Pero, además de unos partidos responsables y con visión de largo plazo, necesitamos también una Administración despolitizada y profesional. Hay que recordar que incluso el mejor Gobierno posible no puede hacer nada si no cuenta con un instrumento eficaz para gestionar y ejecutar sus políticas. Y una Administración pública tan politizada y tan desmotivada como la nuestra sencillamente no lo es. Cabe preguntarse, por ejemplo, cómo es posible que nuestro Ministerio de Asuntos Exteriores tenga que distribuir como argumentario un powerpoint de un profesor de la Universidad de Córdoba para combatir las mentiras independentistas sobre la calidad de la democracia española. Tenemos además una bomba de relojería en el seno de nuestra Administración con un envejecimiento de plantillas que va a llevar a la jubilación en la próxima década a un millón de empleados públicos, entre ellos buena parte de los que forman parte de los niveles superiores de la Administración. Deberíamos tomarnos en serio de una vez la necesidad de poner al día nuestro sector público y de repensar el modelo de Administración Pública necesario para afrontar los retos apuntados. Lo que está claro es que mientras los organismos públicos sean sólo un botín a repartir entre los partidos y no separemos las carreras políticas de las funcionariales no podremos avanzar.
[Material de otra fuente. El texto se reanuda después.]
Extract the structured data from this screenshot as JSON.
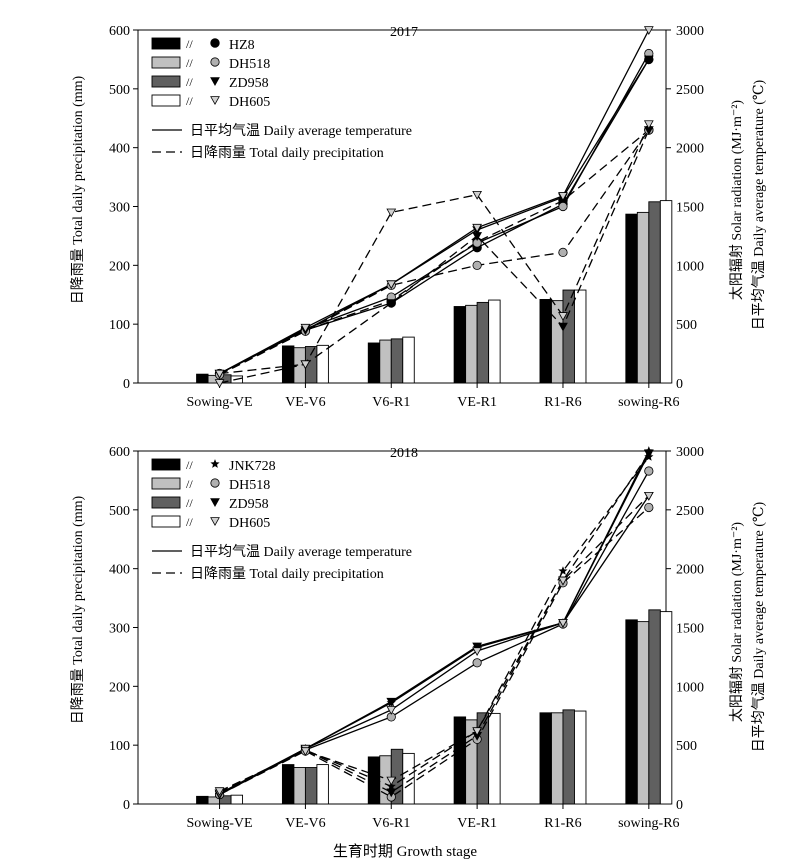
{
  "x_axis_label": "生育时期  Growth stage",
  "left_axis_label": "日降雨量 Total daily precipitation (mm)",
  "right_axis_label_1": "太阳辐射  Solar radiation (MJ·m⁻²)",
  "right_axis_label_2": "日平均气温  Daily average temperature (℃)",
  "line_legend": {
    "solid": "日平均气温 Daily average temperature",
    "dashed": "日降雨量 Total daily precipitation"
  },
  "legend_slash": "//",
  "chart_data": [
    {
      "type": "bar",
      "title": "2017",
      "categories": [
        "Sowing-VE",
        "VE-V6",
        "V6-R1",
        "VE-R1",
        "R1-R6",
        "sowing-R6"
      ],
      "left_axis": {
        "min": 0,
        "max": 600,
        "ticks": [
          0,
          100,
          200,
          300,
          400,
          500,
          600
        ]
      },
      "right_axis": {
        "min": 0,
        "max": 3000,
        "ticks": [
          0,
          500,
          1000,
          1500,
          2000,
          2500,
          3000
        ]
      },
      "series": [
        {
          "name": "HZ8",
          "fill": "#000000",
          "marker": "circle-black",
          "bars": [
            15,
            63,
            68,
            130,
            142,
            287
          ],
          "temperature": [
            80,
            450,
            680,
            1150,
            1520,
            2750
          ],
          "precipitation": [
            80,
            450,
            700,
            1200,
            1550,
            2150
          ]
        },
        {
          "name": "DH518",
          "fill": "#c0c0c0",
          "marker": "circle-gray",
          "bars": [
            13,
            60,
            73,
            132,
            140,
            290
          ],
          "temperature": [
            80,
            460,
            730,
            1190,
            1500,
            2800
          ],
          "precipitation": [
            70,
            440,
            830,
            1000,
            1110,
            2150
          ]
        },
        {
          "name": "ZD958",
          "fill": "#606060",
          "marker": "tri-down-black",
          "bars": [
            14,
            62,
            75,
            137,
            158,
            308
          ],
          "temperature": [
            80,
            450,
            840,
            1300,
            1580,
            2750
          ],
          "precipitation": [
            80,
            160,
            680,
            1250,
            480,
            2150
          ]
        },
        {
          "name": "DH605",
          "fill": "#ffffff",
          "marker": "tri-down-white",
          "bars": [
            12,
            64,
            78,
            141,
            158,
            310
          ],
          "temperature": [
            80,
            470,
            840,
            1320,
            1590,
            3000
          ],
          "precipitation": [
            0,
            160,
            1450,
            1600,
            570,
            2200
          ]
        }
      ]
    },
    {
      "type": "bar",
      "title": "2018",
      "categories": [
        "Sowing-VE",
        "VE-V6",
        "V6-R1",
        "VE-R1",
        "R1-R6",
        "sowing-R6"
      ],
      "left_axis": {
        "min": 0,
        "max": 600,
        "ticks": [
          0,
          100,
          200,
          300,
          400,
          500,
          600
        ]
      },
      "right_axis": {
        "min": 0,
        "max": 3000,
        "ticks": [
          0,
          500,
          1000,
          1500,
          2000,
          2500,
          3000
        ]
      },
      "series": [
        {
          "name": "JNK728",
          "fill": "#000000",
          "marker": "star-black",
          "bars": [
            13,
            67,
            80,
            148,
            155,
            313
          ],
          "temperature": [
            80,
            470,
            860,
            1330,
            1540,
            3000
          ],
          "precipitation": [
            100,
            460,
            150,
            620,
            1980,
            2950
          ]
        },
        {
          "name": "DH518",
          "fill": "#c0c0c0",
          "marker": "circle-gray",
          "bars": [
            12,
            62,
            82,
            143,
            155,
            310
          ],
          "temperature": [
            80,
            460,
            740,
            1200,
            1530,
            2830
          ],
          "precipitation": [
            80,
            450,
            60,
            550,
            1880,
            2520
          ]
        },
        {
          "name": "ZD958",
          "fill": "#606060",
          "marker": "tri-down-black",
          "bars": [
            14,
            62,
            93,
            155,
            160,
            330
          ],
          "temperature": [
            80,
            470,
            870,
            1340,
            1540,
            2980
          ],
          "precipitation": [
            90,
            460,
            100,
            580,
            1900,
            2980
          ]
        },
        {
          "name": "DH605",
          "fill": "#ffffff",
          "marker": "tri-down-white",
          "bars": [
            15,
            67,
            86,
            154,
            158,
            327
          ],
          "temperature": [
            90,
            470,
            800,
            1300,
            1540,
            2620
          ],
          "precipitation": [
            110,
            450,
            200,
            620,
            1900,
            2620
          ]
        }
      ]
    }
  ]
}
Por último, hay que señalar que todas las cuestiones apuntadas no se van a resolver ni por un partido de izquierdas ni por uno de derechas, por muchos escaños que tengan, ni tampoco por un bloque de derechas y otro de izquierdas conformado por más de un partido. Por la sencilla razón de que se trata de abordar decisiones que necesitan de grandes acuerdos transversales que superen el eje izquierda-derecha y la política turnista y cortoplacista de siempre. Los nuevos partidos, por su parte, deben de evitar replicar el comportamiento político de aquellos a quienes aspiran a sobrepasar lo que no es fácil dado que los incentivos para hacerlo son muy grandes. En definitiva, estamos hablando de redefinir nuestro Estado social y democrático de derecho para adaptarlo a las necesidades de la sociedad española, tal y como otras generaciones hicieron hace ahora 40 años. Nadie puede quedarse fuera de esa gran tarea.

Elisa de la Nuez es abogada del Estado, coeditora de ¿Hay derecho? y miembro del consejo editorial de EL MUNDO.